Tylecodon is a genus of thick-stemmed shrublets, occasionally shrubs and rarely miniature trees in the Crassulaceae family. The plants grow cartilaginous branches that are mostly erect, rarely decumbent. The simple, fleshy or succulent leaves are spirally arranged and seasonally deciduous.
The inflorescence is usually a cluster in the form of a thyrse, the few exceptions are spike-like and few-flowered. There are small bracts on the peduncle below the flowers. The calyx is five-lobed.
The five corolla lobes are fused low-down into a tube that is longer than the free lobe parts at the top. Each flower has ten stamens in two whorls. The base of each filament usually has a tuft of hairs where it joins the inside of the corolla tube in its lower third. The anthers are usually exserted. There are five squamae or scale-like nectary glands at the ovary base inside the flower. The five carpels are usually free, their styles distinct on top. The ellipsoid seeds are longitudinally ridged with latitudinal striations in the grooves.
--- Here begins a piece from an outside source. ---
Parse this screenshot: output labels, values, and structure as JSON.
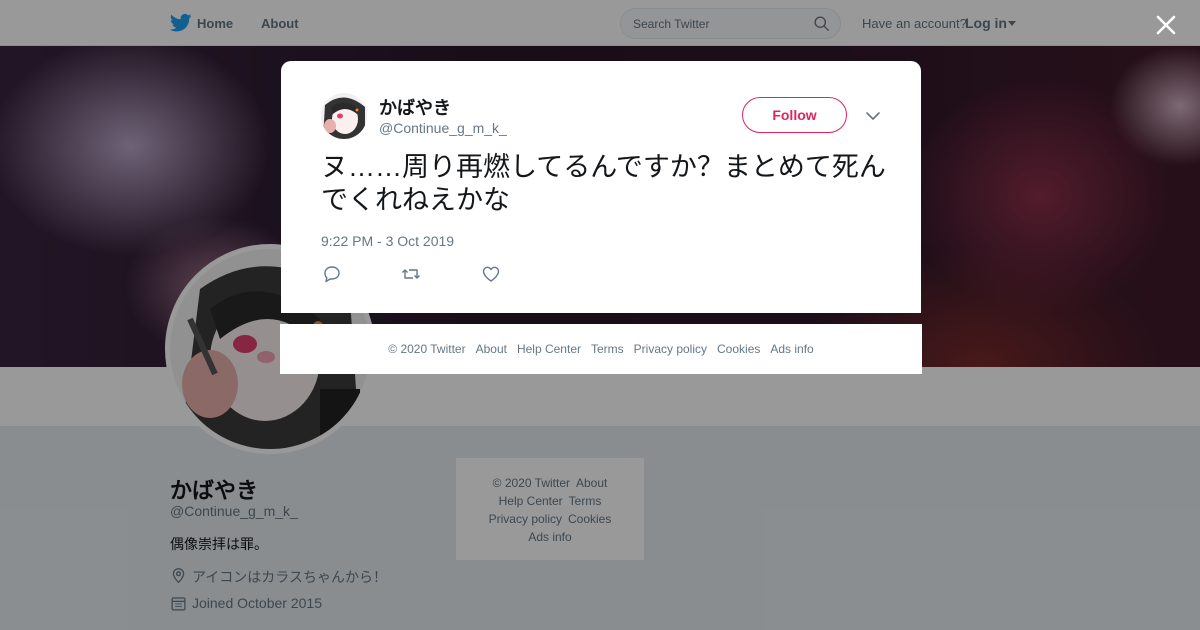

There are 41 Tylecodon species, all occurring in southern Africa. Some species may be confused with Cotyledon, another Crassulaceae genus, if it were not for the summer deciduous Tylecodon leaves. Cotyledon flowers are usually pendulous, not upright as those of Tylecodon. The Tylecodon name is an anagram of Cotyledon, formerly a part of the latter genus.
Tylecodon plants are toxic to livestock, seldom browsed by animals other than porcupines. The plants are popular in horticulture, to be planted in conditions compatible with their habitat requirements.
The plant in picture is Tylecodon cacalioides flowering near Oudtshoorn (Leistner, (Ed.), 2000; Grenier, 2019; Vlok and Schutte-Vlok, 2015).